Since 1971, the holiday has been commemorated in the U.S. on the second Monday in October, the same day as Thanksgiving in neighboring Canada. It is generally observed today by banks, the bond market, the US Postal Service and other federal agencies, most state government offices, and many school districts; however, most businesses and stock exchanges remain open.
Hawaii does not officially honor Columbus day and instead celebrates Discoverer's Day on the same day, i.e., on the second Monday of each October. While many in Hawaii still celebrate the life of Columbus on Columbus Day, the alternative holiday also honors James Cook, the British navigator that became the first person to record the coordinates of the Hawaiian Islands and share with the world the existence of the ancient Hawaiian people and society. Some people interpret the holiday as a celebration of all discoveries relative to the ancient and modern societies of Hawaii. Neither Columbus Day nor Discoverer's Day is regarded as a holiday by State government; state, city and county government offices and schools are open for business on Columbus Day, while Federal government offices are closed.
Many Native Hawaiians decry the celebration of both Columbus and Cook, known to have committed acts of violent subjugation of native people. Discoverer's Day is a day of protest for some advocacy groups. A popular protest site is the Cathedral of Our Lady of Peace and the Chancery building of the Roman Catholic Diocese of Honolulu. Such advocacy groups have been commemorating the Discoverer's Day holiday as their own alternative, Indigenous Peoples Day. The week is called Indigenous Peoples Week.

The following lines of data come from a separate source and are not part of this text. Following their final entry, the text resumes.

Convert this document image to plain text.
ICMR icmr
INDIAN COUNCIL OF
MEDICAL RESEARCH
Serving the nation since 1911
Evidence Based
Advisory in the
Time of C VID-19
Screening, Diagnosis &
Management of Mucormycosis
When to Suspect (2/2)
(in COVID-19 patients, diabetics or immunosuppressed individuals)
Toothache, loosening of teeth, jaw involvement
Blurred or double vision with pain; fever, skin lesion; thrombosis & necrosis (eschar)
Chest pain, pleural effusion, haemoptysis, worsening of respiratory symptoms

Between 1921 and 2002, Venezuela had celebrated Día de la Raza along with many other Latin American nations. The holiday was officially established in 1921 under President Juan Vicente Gómez. In 2002, under president Hugo Chávez, the name was changed to Día de la Resistencia Indígena (Day of Indigenous Resistance) to commemorate the Indigenous people's resistance to European settlement. On the 2004 Day of Indigenous Resistance, a activists toppled a statue of Columbus in Caracas. The pro-Chávez, left-wing website Aporrea wrote: "Just like the statue of Saddam in Baghdad, that of Columbus the tyrant also fell this October 12, 2004 in Caracas. The famous toppling of Saddam Hussein's statue had occurred the previous year.

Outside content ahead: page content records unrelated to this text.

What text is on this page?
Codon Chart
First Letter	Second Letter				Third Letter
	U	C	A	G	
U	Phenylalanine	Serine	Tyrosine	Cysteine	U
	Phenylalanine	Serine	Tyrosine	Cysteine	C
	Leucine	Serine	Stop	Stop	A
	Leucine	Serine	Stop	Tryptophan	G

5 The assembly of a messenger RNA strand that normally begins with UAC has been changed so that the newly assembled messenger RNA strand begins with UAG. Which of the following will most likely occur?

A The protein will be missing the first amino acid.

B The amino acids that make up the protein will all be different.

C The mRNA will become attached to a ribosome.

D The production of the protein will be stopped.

Opposition to the holiday cites this cruelty committed by those under Columbus' leadership and that of many of the following European colonists. Columbus directly brought about the demise of many Taino (Arawak) Native Americans on the island of Hispaniola, and the arrival of the Europeans indirectly caused the decline in population of many indigenous peoples by introducing diseases previously unknown in the New World. An estimated 85% of the Native American population was wiped out within 150 years of Columbus' arrival in America, due largely to diseases such as smallpox that spread among Native populations. Additionally, ensuing war and the appropriation of land and material wealth by European colonists also contributed to the decline of the indigenous populations in the Americas.
In the summer of 1990, 350 Native Americans, representatives from all over the hemisphere, met in Quito, Ecuador, at the first Intercontinental Gathering of Indigenous People in the Americas, to mobilize against the quincentennial celebration of Columbus Day. The following summer, in Davis, California, more than a hundred Native Americans gathered for a follow-up meeting to the Quito conference. They declared October 12, 1992, International Day of Solidarity with Indigenous People. The largest ecumenical body in the United States, the National Council of Churches, called on Christians to refrain from celebrating the Columbus quincentennial, saying, "What represented newness of freedom, hope, and opportunity for some was the occasion for oppression, degradation and genocide for others.
Michael Berliner, of the Ayn Rand Institute, has defended celebration of Columbus Day, hailing the European conquest of North America and describing the indigenous culture as “a way of life dominated by fatalism, passivity, and magic.” Western civilization, Berliner claimed, brought “reason, science, self-reliance, individualism, ambition, and productive achievement” to a people who were based in “primitivism, mysticism, and collectivism”, and to a land that was “sparsely inhabited, unused, and underdeveloped.”